The device division deal not only added to Nokia's balance sheet coffers, it also allowed it to focus on its remaining, profitable divisions including Networks -- which made up 85% of total revenue last quarter -- and the fast-growing map unit HERE, along with research and patent division Technologies. Inexplicably, it appears rumors that Nokia CEO Rajeev Suri's plans to get back into the smartphone fray are true: It's just a matter of time.
The grand plan
It will be a little over a year before Nokia can fulfill its plans of designing its new smartphone lineup thanks to a non-compete clause it signed as part of the device unit sale. But that hasn't stopped Suri from actively laying the foundation for Nokia's unlikely return to smartphones. Already, want ads can be found online for engineers and developers familiar with Android, the operating system of choice for Nokia's phones.

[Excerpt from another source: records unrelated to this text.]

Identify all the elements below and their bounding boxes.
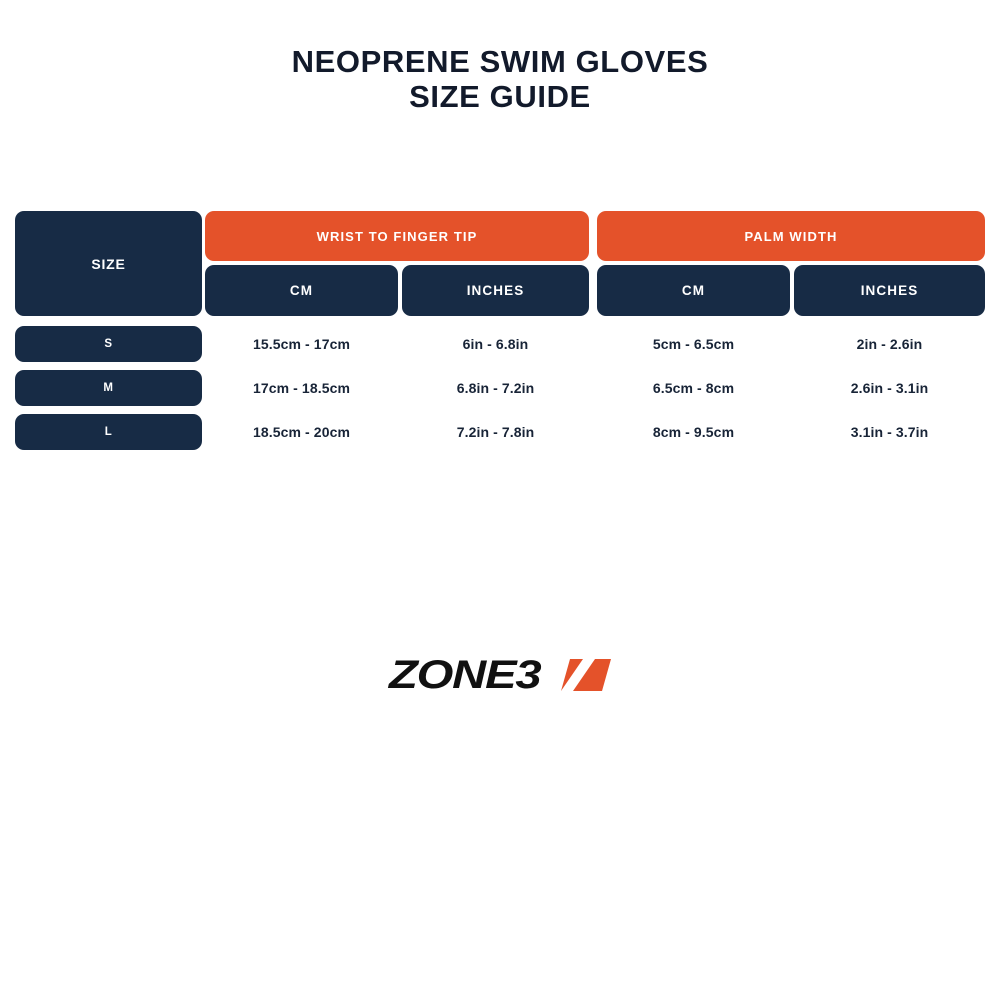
brand-wordmark: ZONE3 <box>389 655 540 695</box>
table-subheader-palm-inches: INCHES <box>794 265 985 316</box>
table-cell-wrist-inches: 6.8in - 7.2in <box>402 370 589 406</box>
table-subheader-palm-inches-label: INCHES <box>861 283 919 298</box>
zone3-slash-mark-icon <box>561 659 611 691</box>
table-cell-wrist-cm: 17cm - 18.5cm <box>205 370 398 406</box>
table-cell-palm-cm: 6.5cm - 8cm <box>597 370 790 406</box>
table-row: S <box>15 326 202 362</box>
table-subheader-wrist-inches: INCHES <box>402 265 589 316</box>
table-cell-wrist-cm: 15.5cm - 17cm <box>205 326 398 362</box>
table-cell-wrist-inches: 7.2in - 7.8in <box>402 414 589 450</box>
table-subheader-wrist-cm-label: CM <box>290 283 313 298</box>
table-row: M <box>15 370 202 406</box>
table-row: L <box>15 414 202 450</box>
table-cell-palm-inches: 3.1in - 3.7in <box>794 414 985 450</box>
table-header-size: SIZE <box>15 211 202 316</box>
row-size-label: L <box>105 426 113 438</box>
brand-logo: ZONE3 <box>0 650 1000 700</box>
table-subheader-palm-cm-label: CM <box>682 283 705 298</box>
page-title-line-2: SIZE GUIDE <box>0 79 1000 114</box>
table-group-header-palm: PALM WIDTH <box>597 211 985 261</box>
table-subheader-wrist-inches-label: INCHES <box>467 283 525 298</box>
table-cell-palm-inches: 2in - 2.6in <box>794 326 985 362</box>
row-size-label: M <box>103 382 113 394</box>
table-cell-wrist-inches: 6in - 6.8in <box>402 326 589 362</box>
page-title: NEOPRENE SWIM GLOVES SIZE GUIDE <box>0 44 1000 114</box>
table-cell-palm-inches: 2.6in - 3.1in <box>794 370 985 406</box>
table-group-header-palm-label: PALM WIDTH <box>744 229 837 244</box>
table-cell-wrist-cm: 18.5cm - 20cm <box>205 414 398 450</box>
size-guide-table: SIZE WRIST TO FINGER TIP PALM WIDTH CM I… <box>15 211 985 450</box>
table-cell-palm-cm: 8cm - 9.5cm <box>597 414 790 450</box>
table-subheader-wrist-cm: CM <box>205 265 398 316</box>
page-title-line-1: NEOPRENE SWIM GLOVES <box>0 44 1000 79</box>
table-subheader-palm-cm: CM <box>597 265 790 316</box>
row-size-label: S <box>104 338 112 350</box>
table-header-size-label: SIZE <box>91 256 125 272</box>
table-cell-palm-cm: 5cm - 6.5cm <box>597 326 790 362</box>
table-group-header-wrist: WRIST TO FINGER TIP <box>205 211 589 261</box>
table-group-header-wrist-label: WRIST TO FINGER TIP <box>317 229 478 244</box>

Suri explains that this smartphone go-round will be different in that Nokia doesn't plan on actually manufacturing the phones, as it had done for years. Though the potential for profit is greater by building its own phones, Nokia would also take on more risk due to the higher costs associated with the manufacturing process. No, this time Nokia intends to design and license its phones to outside manufacturers, a la Android, minimizing its exposure.

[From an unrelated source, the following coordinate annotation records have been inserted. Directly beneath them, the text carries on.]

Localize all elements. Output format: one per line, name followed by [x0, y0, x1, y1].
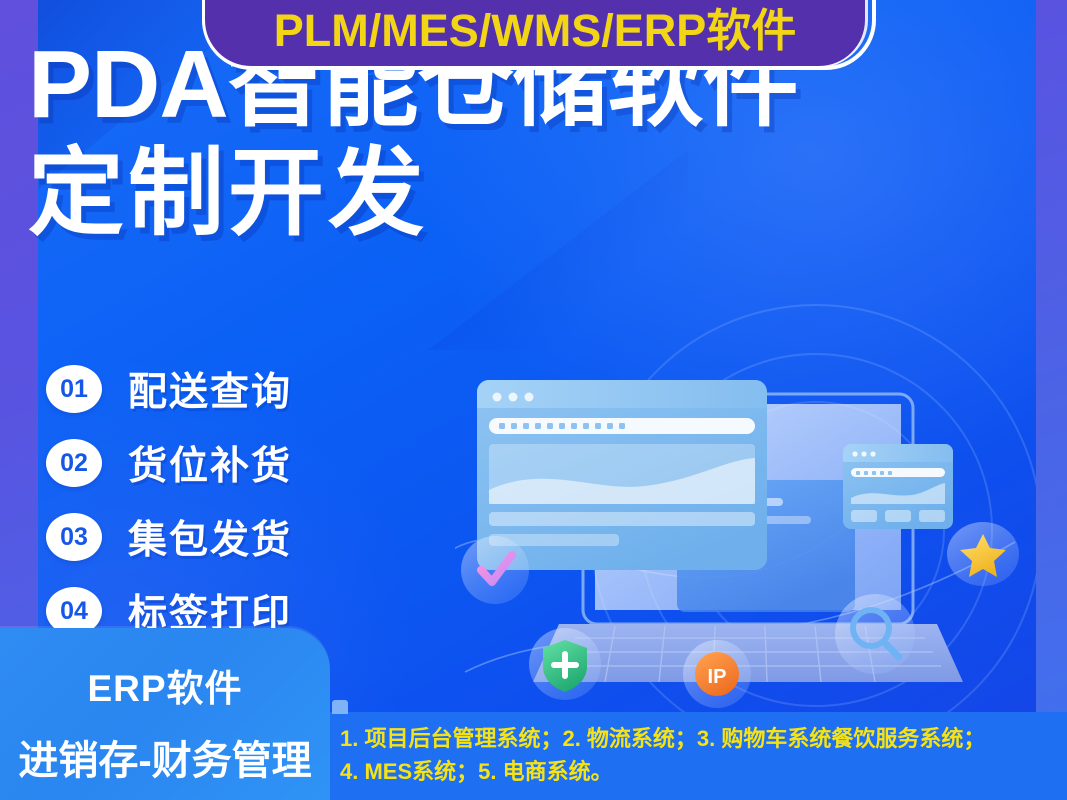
ip-icon: IP [683, 640, 751, 708]
feature-list: 01 配送查询 02 货位补货 03 集包发货 04 标签打印 [46, 352, 292, 648]
svg-text:IP: IP [708, 666, 727, 688]
ribbon-banner: PLM/MES/WMS/ERP软件 [205, 0, 865, 66]
feature-label: 货位补货 [128, 435, 292, 491]
feature-label: 配送查询 [128, 361, 292, 417]
feature-item: 01 配送查询 [46, 352, 292, 426]
bottom-band-line-2: 4. MES系统；5. 电商系统。 [340, 755, 1060, 788]
laptop-illustration: IP [455, 352, 1035, 712]
bottom-band-line-1: 1. 项目后台管理系统；2. 物流系统；3. 购物车系统餐饮服务系统； [340, 722, 1060, 755]
browser-window-large [477, 380, 767, 570]
feature-number-badge: 02 [46, 439, 102, 487]
feature-label: 集包发货 [128, 509, 292, 565]
feature-item: 03 集包发货 [46, 500, 292, 574]
ribbon-text: PLM/MES/WMS/ERP软件 [274, 8, 797, 53]
erp-panel-subtitle: 进销存-财务管理 [0, 728, 330, 786]
promotional-poster: PDA智能仓储软件 定制开发 PLM/MES/WMS/ERP软件 01 配送查询… [0, 0, 1067, 800]
star-icon [947, 522, 1019, 586]
feature-number-badge: 01 [46, 365, 102, 413]
decorative-facet-mid [428, 150, 688, 350]
shield-plus-icon [529, 628, 601, 700]
erp-panel-title: ERP软件 [0, 658, 330, 712]
feature-number-badge: 03 [46, 513, 102, 561]
erp-panel: ERP软件 进销存-财务管理 [0, 628, 330, 800]
band-connector-nub [332, 700, 348, 714]
check-icon [461, 536, 529, 604]
bottom-band-text: 1. 项目后台管理系统；2. 物流系统；3. 购物车系统餐饮服务系统； 4. M… [340, 722, 1060, 788]
browser-window-small [843, 444, 953, 529]
search-icon [835, 594, 915, 674]
feature-item: 02 货位补货 [46, 426, 292, 500]
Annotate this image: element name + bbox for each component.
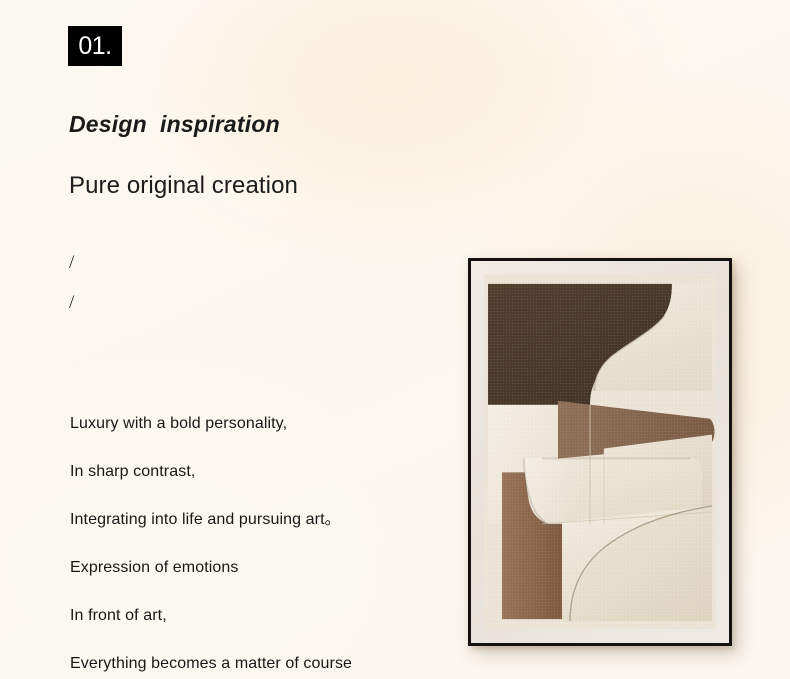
body-line: Expression of emotions (70, 544, 352, 592)
divider-marks: / / (69, 243, 74, 323)
artwork-frame (468, 258, 732, 646)
divider-mark-1: / (69, 243, 74, 283)
artwork-shapes (484, 274, 716, 629)
section-subheading: Pure original creation (69, 172, 298, 200)
body-line: In front of art, (70, 592, 352, 640)
section-number-badge: 01. (68, 26, 122, 66)
artwork-mat (471, 261, 729, 643)
divider-mark-2: / (69, 283, 74, 323)
page-root: 01. Design inspiration Pure original cre… (0, 0, 790, 679)
text-content-column: 01. Design inspiration Pure original cre… (0, 0, 460, 679)
body-line: Integrating into life and pursuing art。 (70, 496, 352, 544)
abstract-relief-artwork (484, 274, 716, 629)
body-line: In sharp contrast, (70, 448, 352, 496)
body-line: Everything becomes a matter of course (70, 640, 352, 679)
body-line: Luxury with a bold personality, (70, 400, 352, 448)
body-copy: Luxury with a bold personality, In sharp… (70, 400, 352, 679)
section-headline: Design inspiration (69, 111, 280, 138)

Of course, as investors know, less risk generally means less chance for reward, and the same applies to Nokia's new smartphone strategy. By licensing its smartphone designs, Nokia will receive royalties based on the sales results of its selected partners. But even that age-old concept isn't quite as simple as it once was.

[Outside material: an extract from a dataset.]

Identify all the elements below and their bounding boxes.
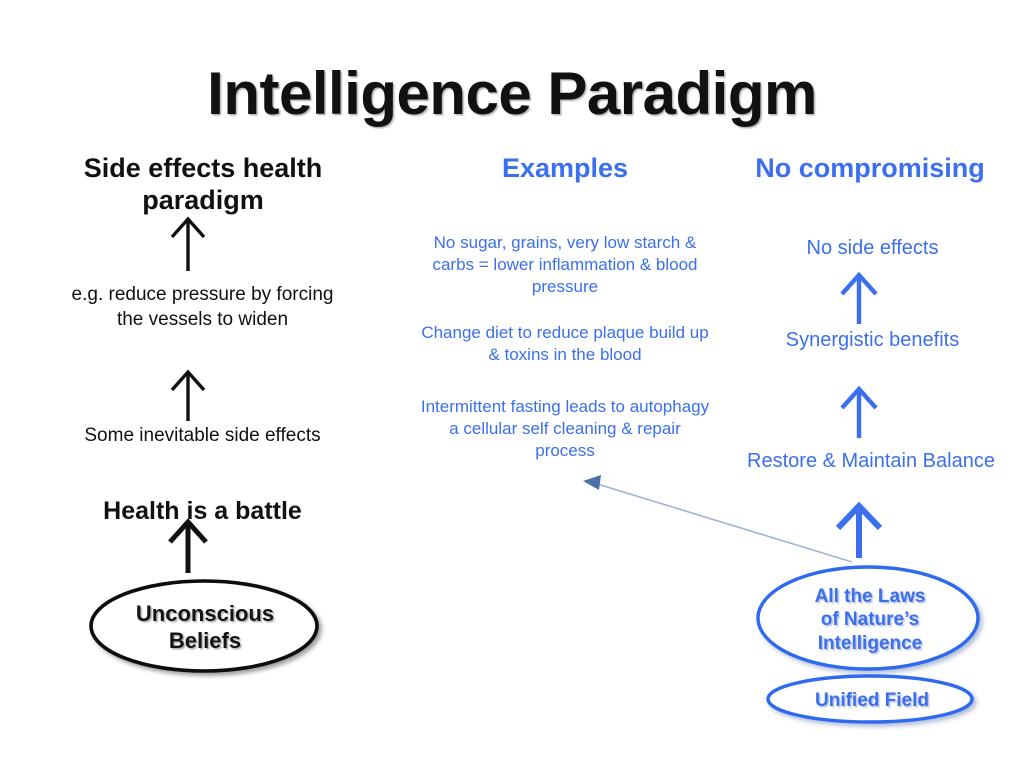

As of the end of Q1, Android-run smartphones made up 78% of the world's smartphones, down from 81.2% the prior year. Apple's iOS actually gained share the past year, climbing to 18.3% of the global market from "just" 15.2% in 2014's Q1. As iFans are quick to point out, even more impressive than its growing piece of the smartphone pie is the fact that Apple garners nearly 90% of the industry's profits.
Those are two very large and entrenched competitors for anyone to take on. As if taking on the world's smartphone heavyweights wasn't enough, most industry pundits expect the market to become even more competitive thanks to up-and-coming smartphone manufacturers from China and India, among others.
Not sitting idly by
Nokia officially announced the sale of its HERE maps unit to a group of German auto manufacturers the first week in August for about $2.8 billion. Ostensibly, the sale of HERE was done to allow Nokia to focus on its soon-to-be larger networking division, thanks to the positive steps being made in closing its $16.6 billion acquisition of rival Alcatel-Lucent. Both U.S. regulators and the European Union have given the OK for the Alcatel deal, which will instantly make Nokia a networking force both here and overseas. But smartphones?
In describing Nokia's smartphone ambitions, one analyst said, "They want to be innovative and seen as a company with long-term vision in the (tech) industry, and having a foot in devices plays into this impression." This doesn't sound too far from the truth, but appearances are no reason to make what is likely going to be a poor business decision.
If Nokia wants to show the world it's still innovative, it should stick to devices like its new, cutting-edge virtual reality camera Ozo. Unlike smartphones, Ozo appears to be a great product, and more importantly, it fits nicely into what is quickly becoming a burgeoning market: virtual reality. Nokia's new tablet running Android also makes sense, in that unlike PCs, the tablet market is expected to continue growing.
With the sale of HERE inked, and the Alcatel-Lucent acquisition moving along nicely, Nokia was ready to focus on its networking business, while conducting its research and managing its patent portfolio on the side: perfect. Unfortunately, it appears Suri doesn't know when to say "when."